The original consultation by the Ministry of Justice in the UK received 129 responses to the draft Bill and 75 responses to a questionnaire.
The UUP yesterday said it had received 209 responses to an online questionnaire and several dozen individually-tailored submissions.
The results show:
* 96% want a higher threshold – those claiming they have been defamed must prove serious harm or that they are likely to suffer financial loss.
* 96% believe Northern Ireland's defamation laws should include a defence of publication on matters of public interest.
* 99% believe it is important to give academics and scientists greater protection for offering honest opinion in their areas of expertise – and making it easier for professionals to take on well-funded and resourced organisations, such as multi-national drug companies.
Around 97% believe the 2013 Defamation Act will protect Northern Ireland from the threat of so-called libel tourism, and more than 90% believe that the law should offer more clarity on the responsibility of website operators for comments posted on their sites. Mr Nesbitt said the area where there was least clarity was in relation to trial by jury for cases of defamation – although a total of 77% supported a change in the law to allow defamation cases to be tried without a jury unless otherwise ordered by a court.
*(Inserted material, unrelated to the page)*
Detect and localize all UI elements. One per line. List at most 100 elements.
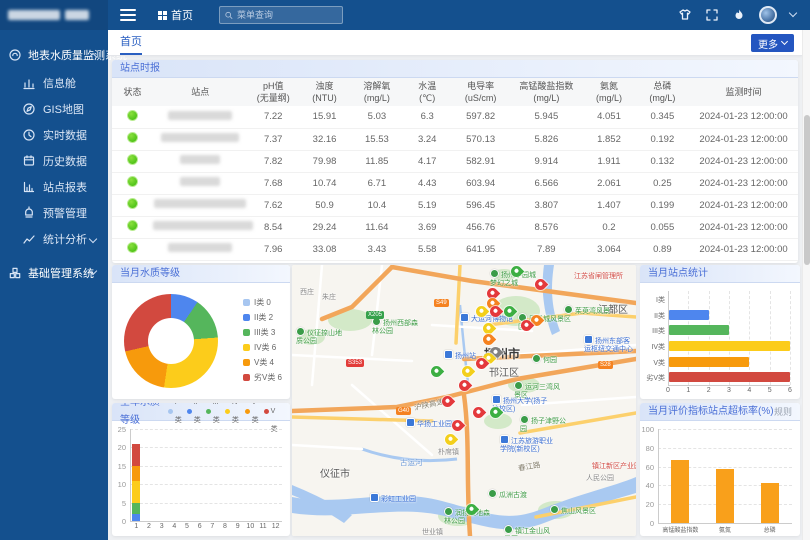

The UUP chief said: "This is the matter I thought might provoke most debate, and it did, as non-jury trials have a particular resonance in the recent history of Northern Ireland."
Mr Nesbitt has delayed his Bill after Finance Minister Simon Hamilton asked the Law Commission to examine whether the UK law should be extended here.
A spokesman for Mr Hamilton's department subsequently said: "As with any other Law Commission Report, the recommendations will have to be thoroughly assessed with a view to making final policy recommendations."